ANGLO-EASTERN CREW MANAGEMENT, PHILS., INC., ANGLO-EASTERN
CREW MANAGEMENT (ASIA) and CAPT. GREGORIO B. SIALSA, G.R. No.
209302, July 9, 2014, J. Mendoza
Under the POEA-SEC, it is the company-designated physician who declares the
fitness to work of a seafarer who sustains a work-related injury/illness or the degree
of the seafarers disability. While a seafarer is not precluded from seeking a second
opinion on his medical condition or disability, a finding by his doctor of choice in
contrast with that made of the company-designated physician, necessitates the
appointment of a third doctor whose decision shall be final and binding. Such
disagreement should have been referred to a third doctor jointly by the employer
and the seafarer. In the case at bar, the non-referral cannot be blamed on the
employer. Since it was the seafarer who consulted another doctor without informing
his employer, he should have actively requested that the disagreement be referred
to a final and binding third opinion. In the absence of any request from him, the
employer-company cannot be expected to respond. As such, in the absence of a
third doctor resolution of the conflicting assessments between the doctors, the
assessment of the company-designated physician as to the seafarers health should
stand. BAHIA SHIPPING SERVICES, INC. and FRED OLSEN CRUISE LINES
LIMITED vs. CRISANTE C. CONSTANTINO, G.R. No. 180343, July 9, 2014, J.
Brion

In Quizora v. Denholm Crew Management (Phils.), Inc., this Court categorically


declared that the petitioner cannot simply rely on the disputable presumption
provision mentioned in Section 20(B)(4) of the 2000 POEA-SEC. As he did so without
solid proof of work-relation and work-causation or work-aggravation of his illness,
the Court cannot provide him relief. The disputable presumption provision in Section
20(B) does not allow him to just sit down and wait for respondent company to
present evidence to overcome the disputable presumption of work-relatedness of
the illness.
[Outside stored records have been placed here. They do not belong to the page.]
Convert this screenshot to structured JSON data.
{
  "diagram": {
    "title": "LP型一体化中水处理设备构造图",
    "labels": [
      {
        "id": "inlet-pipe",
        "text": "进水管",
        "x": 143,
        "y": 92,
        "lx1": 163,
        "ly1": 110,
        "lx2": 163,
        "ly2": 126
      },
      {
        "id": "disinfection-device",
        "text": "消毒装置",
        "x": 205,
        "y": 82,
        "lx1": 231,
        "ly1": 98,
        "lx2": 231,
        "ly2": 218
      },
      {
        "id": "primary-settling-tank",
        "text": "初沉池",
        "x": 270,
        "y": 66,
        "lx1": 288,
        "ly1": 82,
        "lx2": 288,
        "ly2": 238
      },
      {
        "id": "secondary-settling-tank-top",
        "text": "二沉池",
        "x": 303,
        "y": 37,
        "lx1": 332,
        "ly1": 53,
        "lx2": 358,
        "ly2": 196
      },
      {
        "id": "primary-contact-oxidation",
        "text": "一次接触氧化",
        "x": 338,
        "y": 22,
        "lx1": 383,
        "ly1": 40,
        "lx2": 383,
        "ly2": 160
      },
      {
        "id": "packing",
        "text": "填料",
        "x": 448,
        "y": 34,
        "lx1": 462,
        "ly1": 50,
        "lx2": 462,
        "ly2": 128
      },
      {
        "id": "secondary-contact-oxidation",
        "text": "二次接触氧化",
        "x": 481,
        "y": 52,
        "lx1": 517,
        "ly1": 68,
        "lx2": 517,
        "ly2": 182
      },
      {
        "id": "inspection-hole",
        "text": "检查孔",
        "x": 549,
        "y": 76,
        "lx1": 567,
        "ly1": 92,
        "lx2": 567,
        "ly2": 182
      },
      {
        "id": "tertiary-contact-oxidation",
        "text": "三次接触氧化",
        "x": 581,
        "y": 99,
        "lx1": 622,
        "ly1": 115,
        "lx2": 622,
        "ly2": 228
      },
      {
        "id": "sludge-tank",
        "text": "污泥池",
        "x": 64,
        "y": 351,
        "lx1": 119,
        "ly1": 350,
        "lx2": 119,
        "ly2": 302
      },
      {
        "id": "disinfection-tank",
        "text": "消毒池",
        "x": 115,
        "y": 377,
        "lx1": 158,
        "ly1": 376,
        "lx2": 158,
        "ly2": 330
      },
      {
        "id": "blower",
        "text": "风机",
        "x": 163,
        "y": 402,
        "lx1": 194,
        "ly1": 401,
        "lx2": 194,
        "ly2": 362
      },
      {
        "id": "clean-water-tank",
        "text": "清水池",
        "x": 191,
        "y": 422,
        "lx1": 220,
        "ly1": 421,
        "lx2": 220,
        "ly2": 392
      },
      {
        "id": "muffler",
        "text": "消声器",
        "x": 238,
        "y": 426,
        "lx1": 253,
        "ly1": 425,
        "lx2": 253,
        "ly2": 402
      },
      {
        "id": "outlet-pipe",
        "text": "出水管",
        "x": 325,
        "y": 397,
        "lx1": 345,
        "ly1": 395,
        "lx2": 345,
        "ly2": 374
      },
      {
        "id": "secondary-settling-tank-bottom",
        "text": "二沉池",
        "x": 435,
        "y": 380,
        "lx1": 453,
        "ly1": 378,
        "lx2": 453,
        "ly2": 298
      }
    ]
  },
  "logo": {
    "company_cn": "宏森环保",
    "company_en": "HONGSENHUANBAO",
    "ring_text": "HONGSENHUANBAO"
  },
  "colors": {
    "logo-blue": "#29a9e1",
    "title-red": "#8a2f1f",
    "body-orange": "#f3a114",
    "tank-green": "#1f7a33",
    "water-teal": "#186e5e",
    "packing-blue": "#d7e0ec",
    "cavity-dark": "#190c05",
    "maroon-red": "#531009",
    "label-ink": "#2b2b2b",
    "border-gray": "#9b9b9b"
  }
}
Contrary to his position, he still has to substantiate his claim in order to
be entitled to disability compensation. He has to prove that the illness he suffered
was work-related and that it must have existed during the term of his employment
contract. He cannot simply argue that the burden of proof belongs to respondent
company. On that note, we emphasize that making factual findings based only on
presumptions and absent the quantum of evidence required in labor cases is an
erroneous application of the law on compensation proceedings. This Court has ruled
in Gabunas, Sr. v. Scanmar Maritime Services, Inc., citing Government Service
Insurance System v. Cuntapay, that claimants in compensation proceedings must
show credible information that there is probably a relation between the illness and
the work. Probability, and not mere possibility, is required otherwise, the resulting
conclusion would proceed from deficient proof. JORAINA DRAGON TALOSIG vs.
UNITED PHILIPPINES LINES, INC, ET AL, G.R. No. 198388, July 28, 2014, CJ.